Parents’ Readiness to Change Affects BMI Reduction Outcomes in Adolescents with Polycystic Ovary Syndrome

1Department of Psychiatry, University of Pittsburgh School of Medicine, Pittsburgh, PA 15260, USA
2Department of Psychology, University of Cincinnati, Cincinnati, OH 45221, USA
3Division of Weight Management and Wellness, Department of Pediatrics, University of Pittsburgh School of Medicine, Pittsburgh, PA 15224, USA
4Department of Psychology, University of Pittsburgh, Pittsburgh, PA 15260, USA
5Department of Pediatrics, Indiana University School of Medicine, Indianapolis, IN 46202, USA

Received 5 December 2011; Revised 23 April 2012; Accepted 6 June 2012

Academic Editor: Pedro J. Teixeira

Copyright © 2012 Karen P. Jakubowski et al. This is an open access article distributed under the Creative Commons Attribution License, which permits unrestricted use, distribution, and reproduction in any medium, provided the original work is properly cited.
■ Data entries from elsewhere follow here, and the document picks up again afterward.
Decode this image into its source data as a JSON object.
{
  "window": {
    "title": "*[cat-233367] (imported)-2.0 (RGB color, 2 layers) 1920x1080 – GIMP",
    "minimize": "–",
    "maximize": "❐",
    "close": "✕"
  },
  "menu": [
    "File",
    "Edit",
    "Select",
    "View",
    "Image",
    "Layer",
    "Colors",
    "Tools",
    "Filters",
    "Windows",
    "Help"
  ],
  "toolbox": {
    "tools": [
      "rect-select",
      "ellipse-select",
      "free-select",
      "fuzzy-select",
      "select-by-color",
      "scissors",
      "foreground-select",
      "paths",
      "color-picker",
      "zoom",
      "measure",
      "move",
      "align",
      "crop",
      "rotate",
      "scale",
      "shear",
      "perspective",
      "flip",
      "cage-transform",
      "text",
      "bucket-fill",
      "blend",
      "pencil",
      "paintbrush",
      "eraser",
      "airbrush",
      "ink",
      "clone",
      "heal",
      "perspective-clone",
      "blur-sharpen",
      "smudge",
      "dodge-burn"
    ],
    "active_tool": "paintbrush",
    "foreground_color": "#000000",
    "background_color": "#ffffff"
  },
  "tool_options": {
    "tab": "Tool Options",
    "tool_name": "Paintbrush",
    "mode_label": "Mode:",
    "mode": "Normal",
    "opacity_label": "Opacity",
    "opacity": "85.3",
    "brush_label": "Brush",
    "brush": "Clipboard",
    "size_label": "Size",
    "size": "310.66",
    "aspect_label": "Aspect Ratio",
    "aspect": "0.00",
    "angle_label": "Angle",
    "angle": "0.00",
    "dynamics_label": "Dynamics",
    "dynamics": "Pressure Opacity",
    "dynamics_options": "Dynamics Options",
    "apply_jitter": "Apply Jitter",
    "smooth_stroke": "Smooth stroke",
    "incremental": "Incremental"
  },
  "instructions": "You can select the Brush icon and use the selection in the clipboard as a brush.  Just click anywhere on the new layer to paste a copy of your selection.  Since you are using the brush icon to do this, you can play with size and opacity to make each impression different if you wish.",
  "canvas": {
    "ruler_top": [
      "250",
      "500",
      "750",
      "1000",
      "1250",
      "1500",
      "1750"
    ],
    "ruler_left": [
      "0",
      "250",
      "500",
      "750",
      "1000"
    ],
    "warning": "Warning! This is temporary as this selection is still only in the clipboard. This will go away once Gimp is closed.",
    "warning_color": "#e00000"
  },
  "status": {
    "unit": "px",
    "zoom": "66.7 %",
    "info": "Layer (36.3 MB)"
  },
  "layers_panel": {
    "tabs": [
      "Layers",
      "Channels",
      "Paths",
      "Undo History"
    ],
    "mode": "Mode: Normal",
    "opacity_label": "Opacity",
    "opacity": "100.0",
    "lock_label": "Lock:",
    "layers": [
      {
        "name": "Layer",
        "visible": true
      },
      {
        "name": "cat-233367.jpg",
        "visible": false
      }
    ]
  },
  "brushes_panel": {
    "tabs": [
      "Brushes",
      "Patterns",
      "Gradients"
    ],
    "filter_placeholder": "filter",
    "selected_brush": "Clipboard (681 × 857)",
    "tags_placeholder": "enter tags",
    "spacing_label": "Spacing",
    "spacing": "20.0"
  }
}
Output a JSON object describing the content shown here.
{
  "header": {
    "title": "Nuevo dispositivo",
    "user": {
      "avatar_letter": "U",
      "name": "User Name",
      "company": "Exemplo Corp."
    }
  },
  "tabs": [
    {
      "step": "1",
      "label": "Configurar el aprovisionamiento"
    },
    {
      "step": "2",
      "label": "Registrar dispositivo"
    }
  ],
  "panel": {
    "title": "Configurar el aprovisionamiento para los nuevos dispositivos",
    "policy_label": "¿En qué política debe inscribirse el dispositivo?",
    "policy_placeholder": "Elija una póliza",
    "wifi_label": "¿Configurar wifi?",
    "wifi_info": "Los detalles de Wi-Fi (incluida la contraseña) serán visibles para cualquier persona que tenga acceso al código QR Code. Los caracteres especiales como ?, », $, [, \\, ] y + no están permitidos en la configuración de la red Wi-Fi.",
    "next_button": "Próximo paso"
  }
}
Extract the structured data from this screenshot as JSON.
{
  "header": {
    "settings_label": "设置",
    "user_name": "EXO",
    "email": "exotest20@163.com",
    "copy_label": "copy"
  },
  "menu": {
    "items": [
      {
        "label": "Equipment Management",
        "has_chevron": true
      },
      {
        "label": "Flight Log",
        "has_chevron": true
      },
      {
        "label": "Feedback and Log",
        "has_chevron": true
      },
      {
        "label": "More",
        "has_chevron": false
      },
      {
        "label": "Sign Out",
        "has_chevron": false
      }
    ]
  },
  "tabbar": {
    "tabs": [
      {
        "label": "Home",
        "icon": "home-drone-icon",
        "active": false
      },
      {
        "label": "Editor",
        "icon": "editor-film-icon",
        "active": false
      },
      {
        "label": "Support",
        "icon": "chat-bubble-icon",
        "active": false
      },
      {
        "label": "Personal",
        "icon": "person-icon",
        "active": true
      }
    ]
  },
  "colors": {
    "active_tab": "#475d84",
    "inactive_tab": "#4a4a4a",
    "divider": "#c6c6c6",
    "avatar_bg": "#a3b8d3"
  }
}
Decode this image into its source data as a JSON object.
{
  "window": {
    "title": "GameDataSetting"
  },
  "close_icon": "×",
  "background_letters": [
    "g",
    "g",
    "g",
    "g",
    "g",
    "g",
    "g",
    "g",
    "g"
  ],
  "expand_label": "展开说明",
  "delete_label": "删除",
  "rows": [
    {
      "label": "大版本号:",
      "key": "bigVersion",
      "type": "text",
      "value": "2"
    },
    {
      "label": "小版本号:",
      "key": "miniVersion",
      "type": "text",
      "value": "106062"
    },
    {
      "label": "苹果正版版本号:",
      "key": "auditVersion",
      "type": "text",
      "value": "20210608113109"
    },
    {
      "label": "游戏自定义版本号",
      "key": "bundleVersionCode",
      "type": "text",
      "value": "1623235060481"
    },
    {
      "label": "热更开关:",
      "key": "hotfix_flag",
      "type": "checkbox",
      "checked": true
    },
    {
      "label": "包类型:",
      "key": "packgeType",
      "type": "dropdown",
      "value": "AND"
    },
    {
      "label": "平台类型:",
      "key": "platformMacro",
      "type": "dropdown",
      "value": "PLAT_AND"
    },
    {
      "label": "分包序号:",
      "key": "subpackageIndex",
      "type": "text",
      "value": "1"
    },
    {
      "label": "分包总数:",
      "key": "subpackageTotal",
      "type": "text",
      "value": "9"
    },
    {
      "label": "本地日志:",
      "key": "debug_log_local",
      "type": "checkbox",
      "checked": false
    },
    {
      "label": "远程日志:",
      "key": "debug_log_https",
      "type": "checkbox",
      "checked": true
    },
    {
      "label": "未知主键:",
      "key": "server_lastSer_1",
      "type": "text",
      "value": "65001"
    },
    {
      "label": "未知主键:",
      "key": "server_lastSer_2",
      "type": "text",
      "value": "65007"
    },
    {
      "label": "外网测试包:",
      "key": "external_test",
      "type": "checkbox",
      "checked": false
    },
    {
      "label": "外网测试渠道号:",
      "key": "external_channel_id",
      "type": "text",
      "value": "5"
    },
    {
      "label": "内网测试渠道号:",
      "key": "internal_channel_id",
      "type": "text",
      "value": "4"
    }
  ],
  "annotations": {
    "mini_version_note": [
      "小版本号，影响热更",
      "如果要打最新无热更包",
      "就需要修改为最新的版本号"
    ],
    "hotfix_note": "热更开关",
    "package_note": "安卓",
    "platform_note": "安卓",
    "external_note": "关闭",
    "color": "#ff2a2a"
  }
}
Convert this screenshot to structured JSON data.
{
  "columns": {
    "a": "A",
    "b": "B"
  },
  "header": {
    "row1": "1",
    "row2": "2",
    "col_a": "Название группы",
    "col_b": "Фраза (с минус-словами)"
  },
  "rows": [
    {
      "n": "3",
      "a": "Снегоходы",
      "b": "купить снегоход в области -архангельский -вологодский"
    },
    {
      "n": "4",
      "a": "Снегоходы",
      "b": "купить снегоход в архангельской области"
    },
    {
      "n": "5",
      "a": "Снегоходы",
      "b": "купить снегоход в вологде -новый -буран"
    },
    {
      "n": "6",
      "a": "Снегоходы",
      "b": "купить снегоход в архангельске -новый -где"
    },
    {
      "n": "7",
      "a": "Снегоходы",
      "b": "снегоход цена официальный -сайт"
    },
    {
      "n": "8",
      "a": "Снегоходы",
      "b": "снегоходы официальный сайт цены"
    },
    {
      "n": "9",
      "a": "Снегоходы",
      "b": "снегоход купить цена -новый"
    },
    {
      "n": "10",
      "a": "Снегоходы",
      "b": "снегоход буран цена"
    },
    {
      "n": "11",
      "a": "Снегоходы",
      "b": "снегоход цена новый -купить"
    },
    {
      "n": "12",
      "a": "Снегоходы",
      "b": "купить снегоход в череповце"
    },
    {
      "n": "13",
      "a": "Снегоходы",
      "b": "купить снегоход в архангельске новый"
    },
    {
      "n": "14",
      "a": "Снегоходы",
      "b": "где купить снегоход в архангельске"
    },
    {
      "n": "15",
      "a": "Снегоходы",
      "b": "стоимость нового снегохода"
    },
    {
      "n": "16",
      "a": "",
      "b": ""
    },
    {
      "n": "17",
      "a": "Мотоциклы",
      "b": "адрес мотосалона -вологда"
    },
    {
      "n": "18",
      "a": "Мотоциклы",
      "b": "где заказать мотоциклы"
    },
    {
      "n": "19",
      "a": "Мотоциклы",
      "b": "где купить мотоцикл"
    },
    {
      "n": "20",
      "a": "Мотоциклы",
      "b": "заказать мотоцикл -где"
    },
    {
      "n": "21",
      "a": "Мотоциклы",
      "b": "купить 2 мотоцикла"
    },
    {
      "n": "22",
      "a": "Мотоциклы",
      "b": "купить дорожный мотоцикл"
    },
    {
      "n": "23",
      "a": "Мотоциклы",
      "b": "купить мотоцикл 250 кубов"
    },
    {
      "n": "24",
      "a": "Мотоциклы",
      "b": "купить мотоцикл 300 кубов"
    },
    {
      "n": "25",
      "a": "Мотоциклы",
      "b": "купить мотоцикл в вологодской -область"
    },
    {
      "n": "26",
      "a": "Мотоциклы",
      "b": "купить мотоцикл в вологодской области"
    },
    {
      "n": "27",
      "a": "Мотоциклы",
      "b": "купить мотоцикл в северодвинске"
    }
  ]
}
Evidence supports the importance of parental involvement for youth’s ability to manage weight. This study utilized the stages of change (SOC) model to assess readiness to change weight control behaviors as well as the predictive value of SOC in determining BMI outcomes in forty adolescent-parent dyads (mean adolescent age = 15 ± 1.84 (13–20), BMI = 37 ± 8.60; 70% white) participating in a weight management intervention for adolescent females with polycystic ovary syndrome (PCOS). Adolescents and parents completed a questionnaire assessing their SOC for the following four weight control domains: increasing dietary portion control, increasing fruit and vegetable consumption, decreasing dietary fat, and increasing usual physical activity. Linear regression analyses indicated that adolescent change in total SOC from baseline to treatment completion was not predictive of adolescent change in BMI from baseline to treatment completion. However, parent change in total SOC from baseline to treatment completion was predictive of adolescent change in BMI, (t(24) = 2.15, 𝑝 = 0 . 0 4 3 ). Findings support future research which carefully assesses adolescent and parent SOC and potentially develops interventions targeting adolescent and parental readiness to adopt healthy lifestyle goals.